O germe, o fungo Candida aurisdescoberto recentementeataca pessoas com o sistema imunológico enfraquecido, e está se espalhando silenciosamente por todo o planeta. Nos últimos cinco anos, atingiu uma unidade neonatal na Venezuela, varreu um hospital na Espanha, forçou um prestigioso centro médico britânico a suspender as operações de sua unidade de terapia intensiva e fincou raízes na Índia, Paquistão e África do Sul.

Recentemente, o Candida auris chegou a Nova York, a Nova Jersey e a Illinois, o que levou os Centros de Controle e Prevenção de Doenças (CDC) dos Estados Unidos a incluí-lo em uma lista de germes classificados como "ameaças urgentes".

Segundo os CDC, não há registros no Brasil, mas, como o país não tem sistema de vigilância para fungos, o micróbio pode entrar sem ser detectado, segundo o médico Arnaldo Colombo, da Unifesp.

O paciente do Mount Sinai morreu depois de 90 dias no hospital, mas o Candida auris não foi contido. Exames mostraram que o fungo estava presente em todo o quarto do paciente, a ponto de o hospital necessitar de equipamento especial de limpeza; também foi necessário arrancar algumas das placas do teto e das lajotas do piso para erradicá-lo.

"Tudo mostrava sinais de presença —as paredes, a cama, as portas, cortinas, telefones, a pia, o quadro branco, os suportes de soro, a bomba", disse Scott Lorin, o presidente do Mount Sinai. "O colchão, as grades da cama, os buracos para encaixe, as persianas, o teto —tudo que existia no quarto mostrava sinais de presença do germe".

O Candida auris é tenaz a esse ponto em parte porque resiste aos principais medicamentos antifúngicos, o que faz dele um novo exemplo de uma das ameaças mais intratáveis à saúde do planeta: as infecções resistentes a medicamentos.

Os especialistas em saúde pública vêm alertando há décadas que o uso exagerado de antibióticos estava reduzindo a efetividade dos remédios que estenderam expectativas de vida ao curar infecções bacterianas que no passado eram causas de morte.

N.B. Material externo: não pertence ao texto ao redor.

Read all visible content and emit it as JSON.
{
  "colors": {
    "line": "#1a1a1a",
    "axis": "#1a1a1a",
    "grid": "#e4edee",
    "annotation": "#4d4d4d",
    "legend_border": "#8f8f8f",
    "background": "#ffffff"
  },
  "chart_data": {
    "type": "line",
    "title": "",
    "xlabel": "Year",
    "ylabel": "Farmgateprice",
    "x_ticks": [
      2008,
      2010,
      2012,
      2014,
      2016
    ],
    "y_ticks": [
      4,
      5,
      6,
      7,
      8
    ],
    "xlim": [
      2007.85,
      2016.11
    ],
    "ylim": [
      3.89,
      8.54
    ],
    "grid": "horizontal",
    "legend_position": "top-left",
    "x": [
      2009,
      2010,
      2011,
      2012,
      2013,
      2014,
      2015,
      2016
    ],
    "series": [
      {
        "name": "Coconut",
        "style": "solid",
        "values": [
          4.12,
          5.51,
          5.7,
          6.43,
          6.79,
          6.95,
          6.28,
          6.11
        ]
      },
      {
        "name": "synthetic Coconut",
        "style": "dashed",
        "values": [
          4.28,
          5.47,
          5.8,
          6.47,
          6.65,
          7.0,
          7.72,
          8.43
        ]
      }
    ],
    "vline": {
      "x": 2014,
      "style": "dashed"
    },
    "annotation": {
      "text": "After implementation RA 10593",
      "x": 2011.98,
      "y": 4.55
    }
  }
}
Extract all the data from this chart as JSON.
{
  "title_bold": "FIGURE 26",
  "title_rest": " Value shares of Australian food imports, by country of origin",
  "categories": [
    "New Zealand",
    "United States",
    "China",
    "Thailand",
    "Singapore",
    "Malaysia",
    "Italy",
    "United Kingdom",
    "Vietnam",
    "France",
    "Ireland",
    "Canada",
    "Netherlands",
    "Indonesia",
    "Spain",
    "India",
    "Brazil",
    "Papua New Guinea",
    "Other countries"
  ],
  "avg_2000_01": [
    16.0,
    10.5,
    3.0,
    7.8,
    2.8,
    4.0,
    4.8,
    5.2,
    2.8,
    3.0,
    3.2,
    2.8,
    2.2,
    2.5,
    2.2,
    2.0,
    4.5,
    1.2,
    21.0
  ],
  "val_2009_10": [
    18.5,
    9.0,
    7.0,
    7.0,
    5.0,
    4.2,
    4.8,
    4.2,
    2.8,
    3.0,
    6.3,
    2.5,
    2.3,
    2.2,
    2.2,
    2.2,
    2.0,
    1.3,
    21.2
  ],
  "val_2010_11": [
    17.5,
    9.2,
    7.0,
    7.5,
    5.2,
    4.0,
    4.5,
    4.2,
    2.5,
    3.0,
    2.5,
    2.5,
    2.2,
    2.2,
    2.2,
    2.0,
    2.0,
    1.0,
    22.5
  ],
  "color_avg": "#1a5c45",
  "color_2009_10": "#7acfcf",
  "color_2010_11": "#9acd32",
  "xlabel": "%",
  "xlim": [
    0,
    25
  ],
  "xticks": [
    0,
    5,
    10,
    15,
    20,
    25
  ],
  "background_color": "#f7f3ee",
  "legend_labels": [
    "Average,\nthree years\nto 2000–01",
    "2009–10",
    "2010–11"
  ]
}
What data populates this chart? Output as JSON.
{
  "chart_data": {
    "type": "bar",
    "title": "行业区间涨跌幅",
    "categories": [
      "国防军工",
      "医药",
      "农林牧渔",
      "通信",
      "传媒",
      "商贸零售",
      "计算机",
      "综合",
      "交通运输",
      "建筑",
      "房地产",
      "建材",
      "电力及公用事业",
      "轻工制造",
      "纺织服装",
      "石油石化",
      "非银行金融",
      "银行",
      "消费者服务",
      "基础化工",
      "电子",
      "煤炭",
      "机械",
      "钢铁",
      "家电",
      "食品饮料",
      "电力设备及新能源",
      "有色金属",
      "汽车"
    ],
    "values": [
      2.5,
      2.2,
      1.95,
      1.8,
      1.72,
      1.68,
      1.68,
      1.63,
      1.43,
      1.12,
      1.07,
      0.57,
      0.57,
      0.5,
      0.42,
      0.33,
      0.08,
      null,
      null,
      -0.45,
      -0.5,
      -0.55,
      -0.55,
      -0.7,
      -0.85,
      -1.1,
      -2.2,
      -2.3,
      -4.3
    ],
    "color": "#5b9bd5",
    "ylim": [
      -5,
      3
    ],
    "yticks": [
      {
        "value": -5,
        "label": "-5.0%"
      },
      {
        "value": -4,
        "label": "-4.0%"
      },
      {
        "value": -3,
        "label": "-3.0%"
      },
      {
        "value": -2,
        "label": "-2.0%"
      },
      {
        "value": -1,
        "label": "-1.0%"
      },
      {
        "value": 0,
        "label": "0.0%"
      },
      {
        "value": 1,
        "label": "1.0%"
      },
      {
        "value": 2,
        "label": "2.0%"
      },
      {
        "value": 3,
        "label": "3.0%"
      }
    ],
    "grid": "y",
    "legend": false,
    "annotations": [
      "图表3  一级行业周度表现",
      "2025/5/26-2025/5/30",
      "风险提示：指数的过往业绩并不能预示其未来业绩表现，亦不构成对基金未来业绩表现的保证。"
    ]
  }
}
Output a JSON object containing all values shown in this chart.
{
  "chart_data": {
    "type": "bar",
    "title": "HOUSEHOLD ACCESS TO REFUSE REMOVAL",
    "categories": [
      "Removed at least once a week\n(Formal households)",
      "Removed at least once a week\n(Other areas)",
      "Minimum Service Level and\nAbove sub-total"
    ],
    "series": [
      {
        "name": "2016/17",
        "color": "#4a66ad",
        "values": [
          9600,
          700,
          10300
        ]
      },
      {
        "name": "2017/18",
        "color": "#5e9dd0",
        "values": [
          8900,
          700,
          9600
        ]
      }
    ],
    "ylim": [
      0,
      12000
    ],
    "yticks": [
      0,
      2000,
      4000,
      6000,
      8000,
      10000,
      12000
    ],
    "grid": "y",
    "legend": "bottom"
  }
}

Mas, recentemente, também surgiu uma explosão de fungos resistentes a medicação, o que acrescenta uma dimensão nova e assustadora a um fenômeno que está solapando um dos pilares da medicina moderna.

"É um problema enorme", disse Matthew Fisher, professor de epidemiologia fúngica no Imperial College London e coautor de uma revisão científica recente sobre os fungos resistentes a medicamentos. "Confiamos em medicamentos antifúngicos para tratar esses pacientes".

Em resumo, os fungos, como as bactérias, estão desenvolvendo defesas para sobreviver aos medicamentos modernos.

Perguntas e respostas

  1. Por que os EUA estão preocupados com infecções pelo fungo Candida auris?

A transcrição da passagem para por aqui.